[The History of England in Three Volumes, Vol.I., Part D. by David Hume]@TWC D-Link bookThe History of England in Three Volumes, Vol.I., Part D. CHAPTER XL 48/95
The young duke of Anjou, brother to the king, commanded the forces of the Catholics; and fought in 1569, a great battle at Jarnac with the Hugonots, where the prince of Conde was killed, and his army defeated.
This discomfiture, with the loss of so great a leader, reduced not the Hugonots to despair. The admiral still supported the cause; and having placed at the head of the Protestants the prince of Navarre, then sixteen years of age, and the young prince of Conde, he encouraged the party rather to perish bravely in the field, than ignominiously by the hands of the executioner.
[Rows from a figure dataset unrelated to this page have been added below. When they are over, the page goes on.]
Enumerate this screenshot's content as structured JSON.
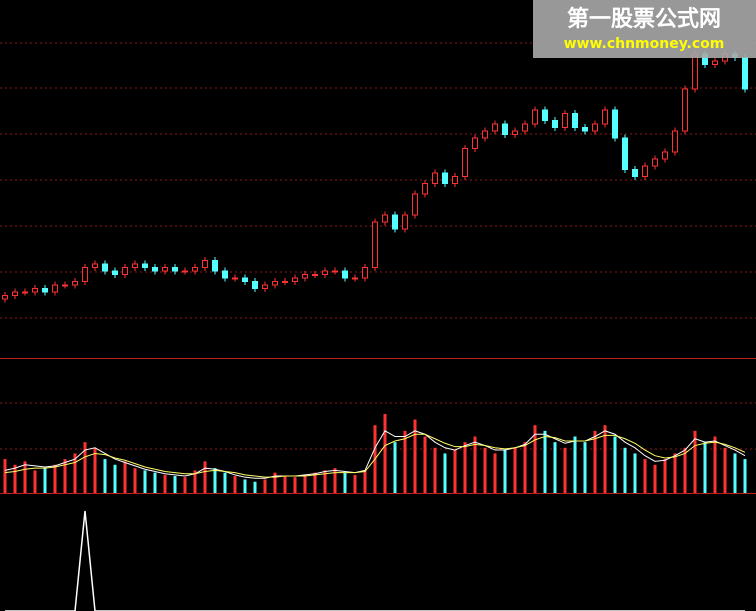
{
  "chart_data": [
    {
      "type": "candlestick",
      "up_color": "#ff3232",
      "down_color": "#54ffff",
      "ylim": [
        0,
        100
      ],
      "open": [
        16,
        17,
        18,
        18,
        19,
        18,
        20,
        20,
        21,
        25,
        26,
        24,
        23,
        25,
        26,
        25,
        24,
        25,
        24,
        24,
        25,
        27,
        24,
        22,
        22,
        21,
        19,
        20,
        21,
        21,
        22,
        23,
        23,
        24,
        24,
        22,
        22,
        25,
        38,
        40,
        36,
        40,
        46,
        49,
        52,
        49,
        51,
        59,
        62,
        64,
        66,
        63,
        64,
        66,
        70,
        67,
        65,
        69,
        65,
        64,
        66,
        70,
        62,
        53,
        51,
        54,
        56,
        58,
        64,
        76,
        86,
        83,
        84,
        86,
        85
      ],
      "high": [
        18,
        19,
        19,
        20,
        20,
        21,
        21,
        22,
        26,
        27,
        27,
        25,
        26,
        27,
        27,
        26,
        26,
        26,
        25,
        26,
        28,
        28,
        25,
        23,
        23,
        22,
        21,
        22,
        22,
        23,
        24,
        24,
        25,
        25,
        25,
        23,
        26,
        39,
        41,
        41,
        41,
        47,
        50,
        53,
        53,
        52,
        60,
        63,
        65,
        67,
        67,
        65,
        67,
        71,
        71,
        68,
        70,
        70,
        66,
        67,
        71,
        71,
        63,
        54,
        55,
        57,
        59,
        65,
        77,
        87,
        87,
        85,
        87,
        87,
        86
      ],
      "low": [
        15,
        16,
        17,
        17,
        17,
        17,
        19,
        19,
        20,
        24,
        23,
        22,
        22,
        24,
        24,
        23,
        23,
        23,
        23,
        23,
        24,
        23,
        21,
        21,
        20,
        18,
        18,
        19,
        20,
        20,
        21,
        22,
        22,
        23,
        21,
        21,
        21,
        24,
        37,
        35,
        35,
        39,
        45,
        48,
        48,
        48,
        50,
        58,
        61,
        63,
        62,
        62,
        63,
        65,
        66,
        64,
        64,
        64,
        63,
        63,
        65,
        61,
        52,
        50,
        50,
        53,
        55,
        57,
        63,
        75,
        82,
        82,
        83,
        84,
        75
      ],
      "close": [
        17,
        18,
        18,
        19,
        18,
        20,
        20,
        21,
        25,
        26,
        24,
        23,
        25,
        26,
        25,
        24,
        25,
        24,
        24,
        25,
        27,
        24,
        22,
        22,
        21,
        19,
        20,
        21,
        21,
        22,
        23,
        23,
        24,
        24,
        22,
        22,
        25,
        38,
        40,
        36,
        40,
        46,
        49,
        52,
        49,
        51,
        59,
        62,
        64,
        66,
        63,
        64,
        66,
        70,
        67,
        65,
        69,
        65,
        64,
        66,
        70,
        62,
        53,
        51,
        54,
        56,
        58,
        64,
        76,
        86,
        83,
        84,
        86,
        85,
        76
      ]
    },
    {
      "type": "volume",
      "up_color": "#ff3232",
      "down_color": "#54ffff",
      "ylim": [
        0,
        100
      ],
      "values": [
        30,
        25,
        28,
        20,
        22,
        25,
        30,
        35,
        45,
        40,
        30,
        25,
        28,
        22,
        20,
        18,
        16,
        15,
        14,
        20,
        28,
        22,
        18,
        15,
        12,
        10,
        12,
        18,
        15,
        14,
        16,
        18,
        20,
        22,
        18,
        16,
        20,
        60,
        70,
        45,
        55,
        65,
        50,
        40,
        35,
        38,
        45,
        50,
        40,
        35,
        38,
        40,
        45,
        60,
        55,
        45,
        40,
        50,
        45,
        55,
        60,
        50,
        40,
        35,
        30,
        25,
        30,
        35,
        40,
        55,
        45,
        50,
        40,
        35,
        30
      ],
      "lines": [
        {
          "color": "#ffffff",
          "values": [
            20,
            22,
            25,
            24,
            23,
            24,
            27,
            30,
            38,
            40,
            35,
            30,
            27,
            24,
            21,
            19,
            17,
            16,
            15,
            17,
            22,
            21,
            19,
            16,
            14,
            13,
            13,
            15,
            15,
            15,
            16,
            17,
            19,
            20,
            19,
            18,
            20,
            40,
            55,
            50,
            50,
            55,
            52,
            45,
            40,
            38,
            42,
            45,
            42,
            38,
            38,
            40,
            43,
            52,
            52,
            48,
            44,
            46,
            46,
            50,
            55,
            52,
            45,
            40,
            33,
            28,
            29,
            33,
            38,
            48,
            45,
            46,
            42,
            38,
            33
          ]
        },
        {
          "color": "#ffff66",
          "values": [
            18,
            19,
            21,
            22,
            22,
            23,
            25,
            27,
            32,
            35,
            34,
            31,
            29,
            26,
            23,
            21,
            19,
            18,
            17,
            17,
            19,
            20,
            19,
            18,
            16,
            15,
            14,
            14,
            15,
            15,
            15,
            16,
            17,
            18,
            18,
            18,
            19,
            30,
            42,
            46,
            48,
            52,
            52,
            48,
            44,
            41,
            41,
            43,
            42,
            40,
            39,
            40,
            42,
            47,
            50,
            49,
            46,
            46,
            46,
            48,
            51,
            51,
            48,
            44,
            38,
            33,
            31,
            32,
            35,
            42,
            44,
            45,
            43,
            40,
            36
          ]
        }
      ]
    },
    {
      "type": "line",
      "color": "#ffffff",
      "ylim": [
        0,
        100
      ],
      "values": [
        0,
        0,
        0,
        0,
        0,
        0,
        0,
        0,
        100,
        0,
        0,
        0,
        0,
        0,
        0,
        0,
        0,
        0,
        0,
        0,
        0,
        0,
        0,
        0,
        0,
        0,
        0,
        0,
        0,
        0,
        0,
        0,
        0,
        0,
        0,
        0,
        0,
        0,
        0,
        0,
        0,
        0,
        0,
        0,
        0,
        0,
        0,
        0,
        0,
        0,
        0,
        0,
        0,
        0,
        0,
        0,
        0,
        0,
        0,
        0,
        0,
        0,
        0,
        0,
        0,
        0,
        0,
        0,
        0,
        0,
        0,
        0,
        0,
        0,
        0
      ]
    }
  ],
  "watermark": {
    "title": "第一股票公式网",
    "url": "www.chnmoney.com"
  }
}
He collected such numbers, so determined to endure every extremity, that he was enabled to make head against the duke of Anjou; and being strengthened by a new reenforcement of Germans, he obliged that prince to retreat and to divide his forces. Coligny then laid siege to Poietiers; and as the eyes of all France were fixed on this enterprise, the duke of Guise, emulous of the renown which his father had acquired by the defence of Metz, threw himself into the place, and so animated the garrison by his valor and conduct, that the admiral was obliged to raise the siege.
Such was the commencement of that unrivalled fame and grandeur afterwards attained by this duke of Guise.
The attachment which all the Catholics had borne to his father, was immediately transferred to the son; and men pleased themselves in comparing all the great and shining qualities which seemed, in a manner, hereditary in that family.